Take exactly as prescribed; do not stop abruptly as this may increase seizure frequency.,May cause dizziness, drowsiness, or coordination problems; avoid driving or operating machinery until effects are known.,Report any changes in mood, behavior, or suicidal thoughts to your healthcare provider immediately.,Use effective non-hormonal contraception during treatment and for 1 month after stopping, as perampanel reduces efficacy of hormonal contraceptives.,Avoid alcohol and other CNS depressants as they can worsen side effects.,Do not take with high-fat meals as they delay absorption; take on an empty stomach or with a light meal.,Store at room temperature away from moisture and heat.
Do not exceed 6 tablets per day due to acetaminophen content.,Avoid alcohol while taking this medication.,Do not drive or operate heavy machinery until you know how this medication affects you.,Take exactly as prescribed; do not share with others.,Seek emergency help if you experience difficulty breathing, severe drowsiness, or signs of allergic reaction.,Store securely out of reach of children and dispose of unused medication properly.
No interactions on record
No interactions on record
Explore head-to-head clinical comparisons of other medications in the same therapeutic classes.
Common clinical questions about MERZEE vs ANEXSIA 7.5/325, answered by our medical review team.
MERZEE is a Antihyperlipidemic (Cholesterol Absorption Inhibitor) that works by MERZEE (benzphetamine) is a sympathomimetic amine that stimulates the release of norepinephrine and dopamine from nerve terminals in the hypothalamus, leading to appetite suppression and increased energy expenditure.. ANEXSIA 7.5/325 is a Opioid Analgesic Combination that works by Hydrocodone is a mu-opioid receptor agonist, producing analgesia and euphoria. Acetaminophen inhibits cyclooxygenase (COX) enzymes, reducing prostaglandin synthesis and providing analgesic and antipyretic effects.. They differ in pharmacokinetic profiles, FDA-approved indications, and side effect profiles.

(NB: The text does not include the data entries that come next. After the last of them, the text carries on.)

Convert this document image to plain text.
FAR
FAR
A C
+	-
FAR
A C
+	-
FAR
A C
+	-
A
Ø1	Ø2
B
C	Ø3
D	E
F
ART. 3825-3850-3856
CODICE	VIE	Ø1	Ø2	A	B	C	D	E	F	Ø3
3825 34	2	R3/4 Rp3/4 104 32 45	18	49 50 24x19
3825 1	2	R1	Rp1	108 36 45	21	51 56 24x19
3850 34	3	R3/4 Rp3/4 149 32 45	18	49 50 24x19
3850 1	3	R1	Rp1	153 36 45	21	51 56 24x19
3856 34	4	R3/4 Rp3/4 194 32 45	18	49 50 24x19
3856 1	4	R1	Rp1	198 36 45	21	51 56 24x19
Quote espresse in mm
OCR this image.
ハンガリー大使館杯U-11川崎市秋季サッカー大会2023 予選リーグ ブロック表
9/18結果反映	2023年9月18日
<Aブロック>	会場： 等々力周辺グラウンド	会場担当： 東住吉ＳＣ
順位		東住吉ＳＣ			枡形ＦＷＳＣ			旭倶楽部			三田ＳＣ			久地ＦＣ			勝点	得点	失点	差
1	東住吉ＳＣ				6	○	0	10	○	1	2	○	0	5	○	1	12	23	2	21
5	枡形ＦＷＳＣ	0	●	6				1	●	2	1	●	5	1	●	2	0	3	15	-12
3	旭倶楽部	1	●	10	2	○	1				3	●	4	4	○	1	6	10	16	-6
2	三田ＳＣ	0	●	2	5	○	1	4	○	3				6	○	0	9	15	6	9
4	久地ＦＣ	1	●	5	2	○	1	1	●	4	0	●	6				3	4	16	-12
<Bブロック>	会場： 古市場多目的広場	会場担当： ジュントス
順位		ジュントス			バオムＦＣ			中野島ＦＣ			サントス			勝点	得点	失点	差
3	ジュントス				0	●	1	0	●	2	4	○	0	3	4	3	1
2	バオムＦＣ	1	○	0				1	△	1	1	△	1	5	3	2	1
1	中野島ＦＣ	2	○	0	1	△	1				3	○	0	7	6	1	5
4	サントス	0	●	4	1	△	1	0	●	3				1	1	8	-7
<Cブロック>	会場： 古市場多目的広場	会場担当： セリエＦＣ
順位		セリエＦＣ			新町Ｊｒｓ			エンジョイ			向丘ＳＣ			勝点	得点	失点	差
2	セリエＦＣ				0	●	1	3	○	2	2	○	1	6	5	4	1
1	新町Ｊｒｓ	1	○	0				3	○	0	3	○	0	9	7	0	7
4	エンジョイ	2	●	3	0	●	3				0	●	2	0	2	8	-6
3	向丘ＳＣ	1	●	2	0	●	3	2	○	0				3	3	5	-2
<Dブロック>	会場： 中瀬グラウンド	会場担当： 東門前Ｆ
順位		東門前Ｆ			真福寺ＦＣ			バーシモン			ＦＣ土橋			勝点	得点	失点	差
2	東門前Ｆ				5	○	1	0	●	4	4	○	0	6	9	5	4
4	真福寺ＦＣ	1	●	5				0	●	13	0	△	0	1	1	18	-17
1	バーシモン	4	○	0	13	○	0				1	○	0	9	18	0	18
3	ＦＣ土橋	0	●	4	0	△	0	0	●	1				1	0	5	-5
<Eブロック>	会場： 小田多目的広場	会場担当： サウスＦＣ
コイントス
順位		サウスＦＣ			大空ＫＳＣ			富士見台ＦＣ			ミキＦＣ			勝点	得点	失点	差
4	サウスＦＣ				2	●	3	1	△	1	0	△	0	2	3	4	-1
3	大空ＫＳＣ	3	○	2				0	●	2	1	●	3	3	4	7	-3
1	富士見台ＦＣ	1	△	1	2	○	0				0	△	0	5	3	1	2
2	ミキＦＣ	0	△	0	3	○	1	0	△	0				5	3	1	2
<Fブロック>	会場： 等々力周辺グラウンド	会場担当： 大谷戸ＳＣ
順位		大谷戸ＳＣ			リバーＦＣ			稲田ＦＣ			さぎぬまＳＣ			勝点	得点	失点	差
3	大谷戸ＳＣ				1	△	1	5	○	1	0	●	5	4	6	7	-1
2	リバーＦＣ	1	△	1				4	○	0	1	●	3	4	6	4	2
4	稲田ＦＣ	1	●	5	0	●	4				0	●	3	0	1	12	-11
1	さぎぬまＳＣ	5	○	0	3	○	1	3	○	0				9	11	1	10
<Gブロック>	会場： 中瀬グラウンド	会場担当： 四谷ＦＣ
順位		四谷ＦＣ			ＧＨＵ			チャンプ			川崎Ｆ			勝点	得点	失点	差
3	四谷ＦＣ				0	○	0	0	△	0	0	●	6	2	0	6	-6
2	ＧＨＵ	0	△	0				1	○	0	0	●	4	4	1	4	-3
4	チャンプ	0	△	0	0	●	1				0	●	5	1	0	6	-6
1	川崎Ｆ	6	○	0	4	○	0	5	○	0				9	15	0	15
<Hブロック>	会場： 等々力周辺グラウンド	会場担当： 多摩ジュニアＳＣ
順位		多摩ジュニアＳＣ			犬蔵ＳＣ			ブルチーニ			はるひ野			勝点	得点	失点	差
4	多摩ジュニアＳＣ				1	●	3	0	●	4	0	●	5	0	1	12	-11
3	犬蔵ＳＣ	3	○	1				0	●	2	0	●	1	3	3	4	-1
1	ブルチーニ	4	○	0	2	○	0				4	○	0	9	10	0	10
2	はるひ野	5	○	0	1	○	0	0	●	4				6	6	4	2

Potency comparisons between MERZEE and ANEXSIA 7.5/325 depend on the specific clinical indication. These are agents from distinct pharmacological classes and are not directly interchangeable by dose. A physician or clinical pharmacist should guide any therapeutic switching decisions.
The standard adult dose of MERZEE is: 300 mg orally twice daily, increased to 300 mg three times daily as tolerated. Maximum 900 mg/day.. The standard adult dose of ANEXSIA 7.5/325 is: 1 tablet (hydrocodone 7.5 mg / acetaminophen 325 mg) orally every 4 to 6 hours as needed for pain; maximum 6 tablets per day (hydrocodone 45 mg / acetaminophen 1950 mg).. Dosing should always be individualized based on indication, renal and hepatic function, age, and other patient factors.
No direct drug-drug interaction has been formally documented between MERZEE and ANEXSIA 7.5/325 in current clinical databases. However, individual patient risk factors including other medications, organ function, and comorbidities should always be evaluated by a qualified healthcare provider.
The maternal-fetal safety profiles differ. MERZEE is classified as Category C. Insufficient human data; animal studies not available. Risk cannot be excluded. First trimester: potential for teratogenicity unknown; avoid if possible. Second and third trimester. ANEXSIA 7.5/325 is classified as Category C. FDA Category C (hydrocodone) and Category D (acetaminophen) in third trimester. First trimester: Acetaminophen associated with rare gastroschisis; hydrocodone risk of neural tube d. Always consult a maternal-fetal medicine specialist before taking either drug during pregnancy or lactation.